Reviews

Alan Cumming at Feinstein’s at Loews Regency

The Tony Award-winning actor’s cabaret show is a sometimes potent and often hilarious mix of songs and stories.

Alan Cumming
(© Ned Stresen-Reuter)
Alan Cumming
(© Ned Stresen-Reuter)

Cabaret — with its many theme shows, autobiographical patter-as-therapy, and “then I wrote” formats — can sometimes be sadly predictable. But the minute Tony Award winner Alan Cumming takes the stage of Feinstein’s at Loews Regency, there’s no question that this will be no ordinary show. And indeed, with its often potent and sometimes hilarious mix of song and story, Cumming’s act proves to be a proverbial breath of fresh air.

While most performers might warm up the audience, Cumming plants himself on stage and launches into a blazing, take-no-prisoners rendition of Kander & Ebb’s “Mein Herr” (a moment made slightly surreal on opening night by the presence of the song’s originator, Liza Minnelli). It’s a statement, both musically and otherwise, as the openly gay performer repeatedly performs same-sex love songs and talks about his belief in equal rights and gay marriage.
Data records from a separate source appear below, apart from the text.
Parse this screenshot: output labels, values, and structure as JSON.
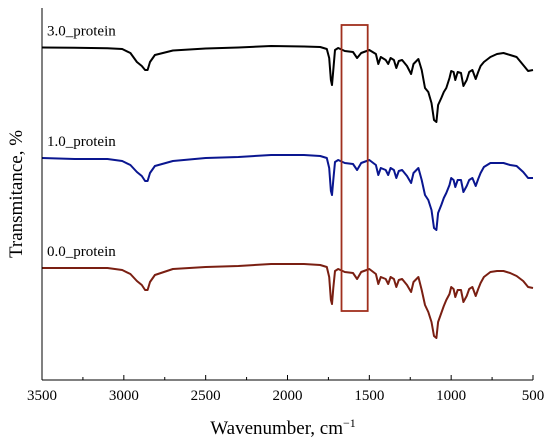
{
  "chart_data": {
    "type": "line",
    "title": "",
    "xlabel": "Wavenumber, cm",
    "xlabel_superscript": "−1",
    "ylabel": "Transmitance, %",
    "xlim": [
      3500,
      500
    ],
    "x_reversed": true,
    "x_ticks": [
      3500,
      3000,
      2500,
      2000,
      1500,
      1000,
      500
    ],
    "y_ticks_shown": false,
    "grid": false,
    "legend": "none",
    "highlight_region": {
      "x_from": 1670,
      "x_to": 1510,
      "color": "#a0301e"
    },
    "series": [
      {
        "name": "3.0_protein",
        "color": "#000000",
        "points": [
          [
            3500,
            47.5
          ],
          [
            3300,
            47.8
          ],
          [
            3100,
            48.3
          ],
          [
            3010,
            49
          ],
          [
            2960,
            53
          ],
          [
            2920,
            62
          ],
          [
            2890,
            66
          ],
          [
            2870,
            70
          ],
          [
            2855,
            70
          ],
          [
            2840,
            62
          ],
          [
            2810,
            55
          ],
          [
            2700,
            50.5
          ],
          [
            2500,
            48.5
          ],
          [
            2300,
            47.5
          ],
          [
            2100,
            46
          ],
          [
            1900,
            46.5
          ],
          [
            1800,
            47
          ],
          [
            1760,
            49
          ],
          [
            1745,
            58
          ],
          [
            1735,
            80
          ],
          [
            1728,
            85
          ],
          [
            1720,
            70
          ],
          [
            1710,
            50
          ],
          [
            1690,
            48
          ],
          [
            1650,
            51
          ],
          [
            1600,
            52
          ],
          [
            1575,
            58
          ],
          [
            1550,
            53
          ],
          [
            1500,
            50
          ],
          [
            1460,
            54
          ],
          [
            1445,
            64
          ],
          [
            1430,
            57
          ],
          [
            1400,
            60
          ],
          [
            1385,
            64
          ],
          [
            1370,
            58
          ],
          [
            1350,
            60
          ],
          [
            1335,
            68
          ],
          [
            1320,
            61
          ],
          [
            1300,
            60
          ],
          [
            1270,
            66
          ],
          [
            1245,
            74
          ],
          [
            1230,
            64
          ],
          [
            1200,
            59
          ],
          [
            1180,
            70
          ],
          [
            1160,
            88
          ],
          [
            1140,
            92
          ],
          [
            1120,
            103
          ],
          [
            1105,
            120
          ],
          [
            1090,
            122
          ],
          [
            1080,
            105
          ],
          [
            1060,
            98
          ],
          [
            1045,
            92
          ],
          [
            1030,
            88
          ],
          [
            1010,
            78
          ],
          [
            1000,
            71
          ],
          [
            985,
            72
          ],
          [
            975,
            80
          ],
          [
            960,
            72
          ],
          [
            940,
            73
          ],
          [
            925,
            86
          ],
          [
            905,
            80
          ],
          [
            890,
            72
          ],
          [
            870,
            70
          ],
          [
            850,
            79
          ],
          [
            835,
            72
          ],
          [
            820,
            66
          ],
          [
            800,
            62
          ],
          [
            760,
            57
          ],
          [
            720,
            54
          ],
          [
            680,
            53
          ],
          [
            640,
            55
          ],
          [
            600,
            57
          ],
          [
            560,
            65
          ],
          [
            530,
            71
          ],
          [
            500,
            70
          ]
        ]
      },
      {
        "name": "1.0_protein",
        "color": "#0a1690",
        "points": [
          [
            3500,
            158
          ],
          [
            3300,
            159
          ],
          [
            3100,
            159
          ],
          [
            3010,
            161
          ],
          [
            2960,
            165
          ],
          [
            2920,
            172
          ],
          [
            2890,
            176
          ],
          [
            2870,
            181
          ],
          [
            2855,
            181
          ],
          [
            2840,
            173
          ],
          [
            2810,
            166
          ],
          [
            2700,
            161
          ],
          [
            2500,
            158
          ],
          [
            2300,
            157
          ],
          [
            2100,
            155
          ],
          [
            1900,
            155
          ],
          [
            1800,
            156
          ],
          [
            1760,
            158
          ],
          [
            1745,
            168
          ],
          [
            1735,
            191
          ],
          [
            1728,
            195
          ],
          [
            1720,
            180
          ],
          [
            1710,
            162
          ],
          [
            1690,
            160
          ],
          [
            1650,
            163
          ],
          [
            1600,
            164
          ],
          [
            1575,
            170
          ],
          [
            1550,
            163
          ],
          [
            1500,
            160
          ],
          [
            1460,
            165
          ],
          [
            1445,
            175
          ],
          [
            1430,
            168
          ],
          [
            1400,
            170
          ],
          [
            1385,
            175
          ],
          [
            1370,
            168
          ],
          [
            1350,
            170
          ],
          [
            1335,
            178
          ],
          [
            1320,
            171
          ],
          [
            1300,
            170
          ],
          [
            1270,
            176
          ],
          [
            1245,
            183
          ],
          [
            1230,
            173
          ],
          [
            1200,
            168
          ],
          [
            1180,
            180
          ],
          [
            1160,
            195
          ],
          [
            1140,
            200
          ],
          [
            1120,
            210
          ],
          [
            1105,
            228
          ],
          [
            1090,
            230
          ],
          [
            1080,
            213
          ],
          [
            1060,
            205
          ],
          [
            1045,
            198
          ],
          [
            1030,
            193
          ],
          [
            1010,
            185
          ],
          [
            1000,
            178
          ],
          [
            985,
            180
          ],
          [
            975,
            187
          ],
          [
            960,
            180
          ],
          [
            940,
            180
          ],
          [
            925,
            192
          ],
          [
            905,
            186
          ],
          [
            890,
            180
          ],
          [
            870,
            178
          ],
          [
            850,
            186
          ],
          [
            835,
            179
          ],
          [
            820,
            173
          ],
          [
            800,
            167
          ],
          [
            760,
            163
          ],
          [
            720,
            163
          ],
          [
            680,
            163
          ],
          [
            640,
            165
          ],
          [
            600,
            166
          ],
          [
            560,
            172
          ],
          [
            530,
            178
          ],
          [
            500,
            178
          ]
        ]
      },
      {
        "name": "0.0_protein",
        "color": "#7a1f12",
        "points": [
          [
            3500,
            268
          ],
          [
            3300,
            268
          ],
          [
            3100,
            268
          ],
          [
            3010,
            270
          ],
          [
            2960,
            274
          ],
          [
            2920,
            281
          ],
          [
            2890,
            285
          ],
          [
            2870,
            290
          ],
          [
            2855,
            290
          ],
          [
            2840,
            282
          ],
          [
            2810,
            275
          ],
          [
            2700,
            269
          ],
          [
            2500,
            267
          ],
          [
            2300,
            266
          ],
          [
            2100,
            264
          ],
          [
            1900,
            264
          ],
          [
            1800,
            265
          ],
          [
            1760,
            267
          ],
          [
            1745,
            277
          ],
          [
            1735,
            300
          ],
          [
            1728,
            304
          ],
          [
            1720,
            288
          ],
          [
            1710,
            271
          ],
          [
            1690,
            269
          ],
          [
            1650,
            272
          ],
          [
            1600,
            273
          ],
          [
            1575,
            279
          ],
          [
            1550,
            272
          ],
          [
            1500,
            269
          ],
          [
            1460,
            274
          ],
          [
            1445,
            284
          ],
          [
            1430,
            277
          ],
          [
            1400,
            279
          ],
          [
            1385,
            284
          ],
          [
            1370,
            277
          ],
          [
            1350,
            279
          ],
          [
            1335,
            287
          ],
          [
            1320,
            280
          ],
          [
            1300,
            279
          ],
          [
            1270,
            285
          ],
          [
            1245,
            292
          ],
          [
            1230,
            282
          ],
          [
            1200,
            277
          ],
          [
            1180,
            290
          ],
          [
            1160,
            305
          ],
          [
            1140,
            312
          ],
          [
            1120,
            322
          ],
          [
            1105,
            336
          ],
          [
            1090,
            338
          ],
          [
            1080,
            322
          ],
          [
            1060,
            313
          ],
          [
            1045,
            306
          ],
          [
            1030,
            300
          ],
          [
            1010,
            294
          ],
          [
            1000,
            287
          ],
          [
            985,
            289
          ],
          [
            975,
            297
          ],
          [
            960,
            290
          ],
          [
            940,
            290
          ],
          [
            925,
            302
          ],
          [
            905,
            296
          ],
          [
            890,
            289
          ],
          [
            870,
            287
          ],
          [
            850,
            296
          ],
          [
            835,
            289
          ],
          [
            820,
            283
          ],
          [
            800,
            277
          ],
          [
            760,
            272
          ],
          [
            720,
            271
          ],
          [
            680,
            271
          ],
          [
            640,
            273
          ],
          [
            600,
            276
          ],
          [
            560,
            281
          ],
          [
            530,
            287
          ],
          [
            500,
            288
          ]
        ]
      }
    ]
  }
}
Not surprisingly, Cumming chooses his musical selections — some of which can be heard on his debut CD I Bought A Blue Car Today — with an actor’s eye, allowing him to put emotion and characterization in the forefront of performance. For example, he transforms — sans makeup — into the German transsexual Hedwig (albeit with a slight Scottish accent) for a riveting medley of “Wig in a Box/Wicked Little Town” (The number is preceded by a sweet story about his first — and yes, chaste — meeting with Hedwig creator John Cameron Mitchell.)

The many moods of love are deftly explored by Cumming in a variety of songs. In Marcy Heisler’s and Zina’s Goldrich ever-charming, “Taylor, The Latte Boy,” the actor precisely captures the intoxication of infatuation; while in a gorgeous take on William Finn’s “What More Can I Say?” and the lovely “Next to Me” (which Cumming co-wrote with his invaluable music director, Lance Horne), Cumming conveys the contentment of being in a successful relationship. Equally effective, if somewhat more surprising, is a passionate medley of Burt Bacharach and Elvis Costello’s “I Still Have That Other Girl” and Stephen Sondheim’s “Losing My Mind,” which plays out as a three-minute mini-play.

Even if you come for the tunes — which also includes Horne’s political screed “American” and Cumming’s anti-plastic surgery paean, “I Want to See You” — you might come home humming the tales instead. Cumming is an expert (if occasionally long-winded) raconteur. It may be impossible to ever watch the Macy’s Thanksgiving Day Parade the same way after hearing the actor’s take on being a celebrity participant. His extended anecdotes about performing with Ann Miller at the Hollywood Bowl and preparing to meet Princess Anne to be awarded an OBE — which has a pricelessly raunchy punchline — are also practically worth the price of admission.